Sans un mot, il se rua dehors. La nuit était lourde de cris et de fumée. Il marcha, hagard, indifférent aux appels des voisins terrés. Il se dirigeait, instinctivement, vers le quartier où les échanges de tirs étaient les plus violents :

Je suis le projectile et la cible,
Le cri de la bataille, son silence terrible.
Mon cœur, un champ de mines désarmé,
Offert à la guerre, enfin désarmé.

Une silhouette émergea de l’ombre, l’agrippa avec une force inattendue, le tirant violemment dans une entrée d’immeuble. C’était le Docteur Nathalie, sa psychologue. Son visage était strié de fatigue, mais son regard était un roc. « Tu veux leur donner raison ? » gronda-t-elle, sans ménagement. « Tu crois que ta mort sera une poésie ? Ici, la folie est une épidémie. Ta maladie, Bola, n’est qu’une version concentrée de notre folie collective. Un traumatisme qui s’appelle le Kivu. »
Le choc de ses mots, le risque mortel qu’il venait de courir, firent office d’électrochoc. Pour la première fois, son chaos personnel était nommé, non comme une malédiction isolée, mais comme un symptôme.
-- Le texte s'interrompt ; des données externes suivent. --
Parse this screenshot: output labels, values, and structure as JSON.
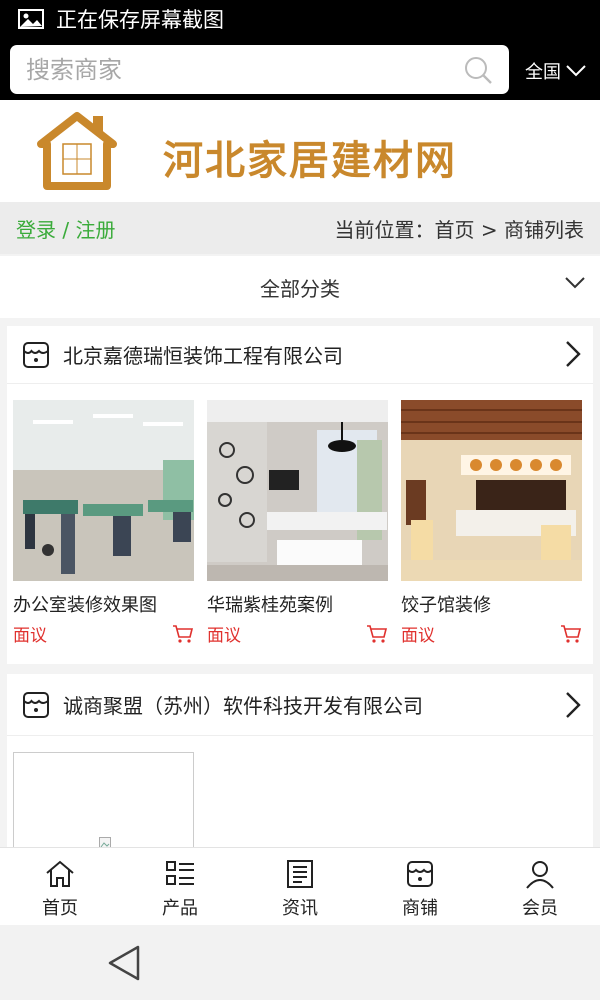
{
  "status": {
    "text": "正在保存屏幕截图"
  },
  "search": {
    "placeholder": "搜索商家",
    "region": "全国"
  },
  "banner": {
    "logo_text": "家居建材",
    "site_name": "河北家居建材网"
  },
  "locbar": {
    "login": "登录 / 注册",
    "breadcrumb": "当前位置：首页 > 商铺列表"
  },
  "category": {
    "label": "全部分类"
  },
  "shops": [
    {
      "name": "北京嘉德瑞恒装饰工程有限公司",
      "products": [
        {
          "name": "办公室装修效果图",
          "price": "面议"
        },
        {
          "name": "华瑞紫桂苑案例",
          "price": "面议"
        },
        {
          "name": "饺子馆装修",
          "price": "面议"
        }
      ]
    },
    {
      "name": "诚商聚盟（苏州）软件科技开发有限公司"
    }
  ],
  "tabbar": [
    {
      "label": "首页",
      "icon": "home-icon"
    },
    {
      "label": "产品",
      "icon": "list-icon"
    },
    {
      "label": "资讯",
      "icon": "news-icon"
    },
    {
      "label": "商铺",
      "icon": "store-icon"
    },
    {
      "label": "会员",
      "icon": "user-icon"
    }
  ],
  "colors": {
    "accent_green": "#3aab3a",
    "price_red": "#e0312e",
    "brand_gold": "#c9882c"
  }
}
La tension entre son désir d’autodestruction et cette révélation le laissa tremblant, vidé, mais lucide.

Les semaines qui suivirent furent une reconstruction lente. Bola ne luttait plus contre le courant ; il apprenait à naviguer dans ses eaux tumultueuses. Il établit un pacte avec sa propre folie. Il laissa l’hypomanie devenir son forgeron. Il en canalisait le feu pour écrire, pour organiser, pour convaincre. Puis, quand la mélancolie pointait, il ne la subissait plus ; il l’accueillait comme un temps de gravure, de maturation, où les idées fiévreuses se polissaient en une douleur profonde et féconde.
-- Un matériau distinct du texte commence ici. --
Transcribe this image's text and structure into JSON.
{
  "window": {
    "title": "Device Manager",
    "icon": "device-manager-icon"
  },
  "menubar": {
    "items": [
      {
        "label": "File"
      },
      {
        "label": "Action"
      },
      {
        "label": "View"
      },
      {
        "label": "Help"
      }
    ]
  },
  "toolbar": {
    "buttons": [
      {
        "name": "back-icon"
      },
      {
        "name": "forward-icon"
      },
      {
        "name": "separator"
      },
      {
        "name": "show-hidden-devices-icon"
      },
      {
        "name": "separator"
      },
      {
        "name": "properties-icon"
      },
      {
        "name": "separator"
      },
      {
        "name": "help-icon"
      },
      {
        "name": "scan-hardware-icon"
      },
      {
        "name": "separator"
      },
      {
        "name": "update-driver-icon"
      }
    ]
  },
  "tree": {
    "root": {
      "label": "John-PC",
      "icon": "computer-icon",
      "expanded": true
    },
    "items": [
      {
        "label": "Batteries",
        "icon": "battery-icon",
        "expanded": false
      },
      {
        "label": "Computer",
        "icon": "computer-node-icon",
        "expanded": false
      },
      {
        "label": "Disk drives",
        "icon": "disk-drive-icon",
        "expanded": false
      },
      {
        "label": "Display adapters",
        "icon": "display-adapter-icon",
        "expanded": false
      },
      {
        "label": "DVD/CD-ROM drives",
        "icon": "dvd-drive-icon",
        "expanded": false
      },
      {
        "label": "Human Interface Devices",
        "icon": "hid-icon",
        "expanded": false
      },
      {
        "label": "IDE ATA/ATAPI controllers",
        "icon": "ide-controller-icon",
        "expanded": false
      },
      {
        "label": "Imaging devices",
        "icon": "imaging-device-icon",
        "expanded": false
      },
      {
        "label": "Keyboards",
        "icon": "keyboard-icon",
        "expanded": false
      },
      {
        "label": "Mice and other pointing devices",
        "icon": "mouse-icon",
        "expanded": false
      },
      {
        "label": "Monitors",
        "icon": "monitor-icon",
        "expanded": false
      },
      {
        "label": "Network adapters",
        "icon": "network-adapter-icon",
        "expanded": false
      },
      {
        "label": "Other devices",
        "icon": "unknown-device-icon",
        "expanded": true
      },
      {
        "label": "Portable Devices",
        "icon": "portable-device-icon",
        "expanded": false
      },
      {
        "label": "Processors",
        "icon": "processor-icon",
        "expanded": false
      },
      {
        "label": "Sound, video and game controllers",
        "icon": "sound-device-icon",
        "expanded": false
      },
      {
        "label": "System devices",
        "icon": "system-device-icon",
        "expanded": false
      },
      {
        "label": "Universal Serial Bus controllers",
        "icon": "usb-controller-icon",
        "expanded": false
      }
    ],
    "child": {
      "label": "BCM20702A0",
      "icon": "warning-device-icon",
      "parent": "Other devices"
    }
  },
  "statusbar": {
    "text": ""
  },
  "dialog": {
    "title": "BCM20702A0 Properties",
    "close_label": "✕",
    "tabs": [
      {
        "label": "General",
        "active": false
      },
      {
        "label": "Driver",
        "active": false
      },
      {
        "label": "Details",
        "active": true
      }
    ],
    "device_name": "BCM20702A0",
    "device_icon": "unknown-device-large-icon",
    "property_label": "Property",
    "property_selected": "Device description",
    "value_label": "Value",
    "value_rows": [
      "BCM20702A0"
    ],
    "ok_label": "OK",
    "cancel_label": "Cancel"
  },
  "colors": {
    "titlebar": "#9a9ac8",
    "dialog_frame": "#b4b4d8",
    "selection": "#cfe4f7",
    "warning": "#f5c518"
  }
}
Il transforma le garage de Mama Noëlla en un lieu de résistance fragile. La première veillée, il n’était que cinq. Des jeunes aux yeux cernés, aux vies fracturées. Bola prit la parole.

Sa voix, d’abord hésitante, puis de plus en plus ferme, clama ses textes. Il ne parlait pas de la guerre ou de la folie. Il parlait depuis la guerre. Depuis la folie. Sa poésie était un pont jeté entre deux abîmes.
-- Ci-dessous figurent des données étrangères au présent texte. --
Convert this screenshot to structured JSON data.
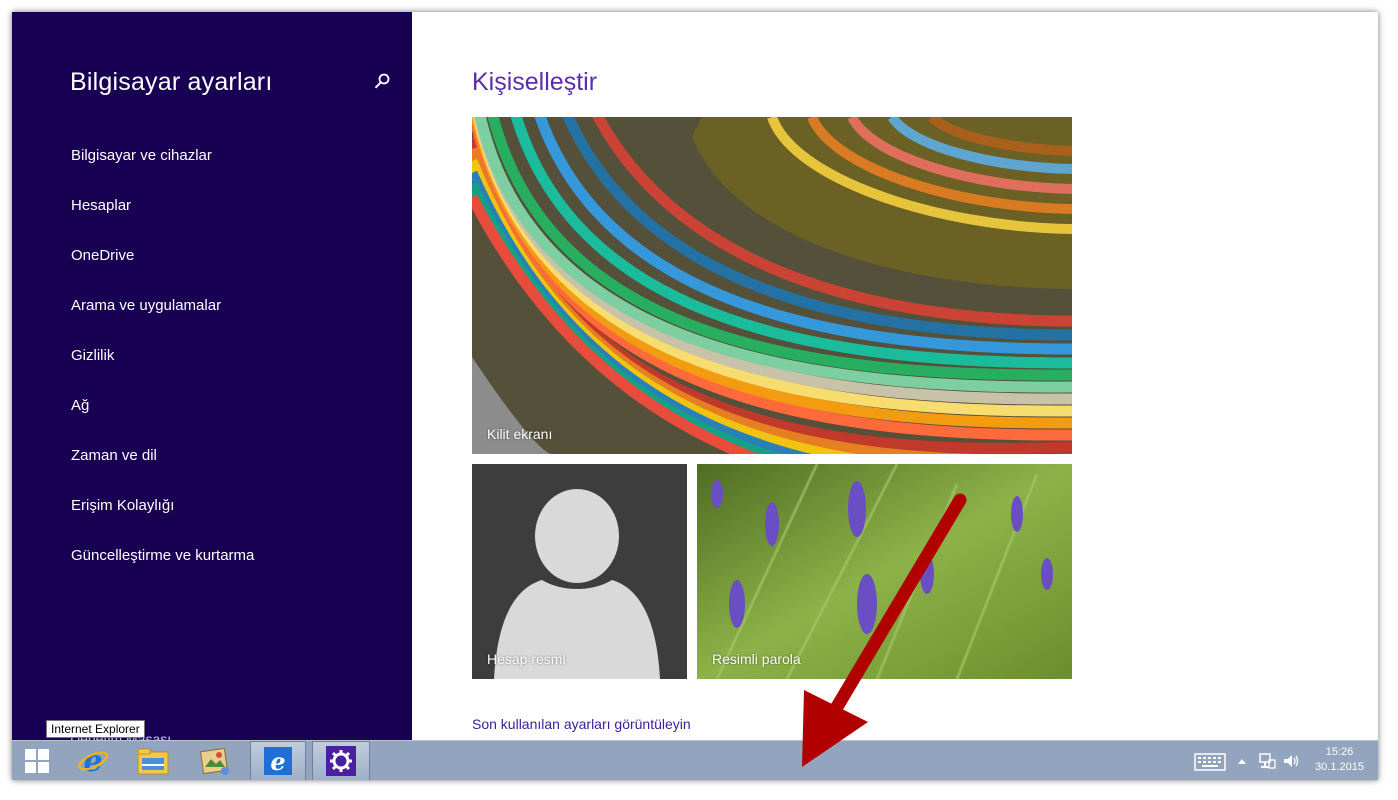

D’autres vinrent. Des femmes, des anciens combattants, des mères. Ils écoutaient. Ils se mirent à parler, à chuchoter d’abord, puis à crier leur propre douleur. Ce n’était plus un groupe de parole, c’était une cellule de survie psychosociale organique, née du besoin vital de nommer l’innommable :

Nous sommes les enfants de la lave et de la brume,
Notre chair porte les stigmates, nos voix allument
Un feu nouveau, non pour consumer,
Mais pour éclairer le chemin, et semer.

Un soir, alors qu’un calme précaire était tombé sur la ville, Bola regarda l’assistance. Une trentaine de personnes maintenant. La guerre n’était pas finie. Sa maladie non plus. Elle rôdait, toujours. Mais il avait trouvé un nouvel équilibre, non pas dans l’absence de tempête, mais dans l’art de danser sous l’orage. La tension entre sa destruction intérieure et son élan créateur avait trouvé sa résolution : créer n’était pas guérir. C’était tenir. Et faire tenir les autres. Tenir, comme Goma, splendide et meurtrie, tient au flanc de son volcan.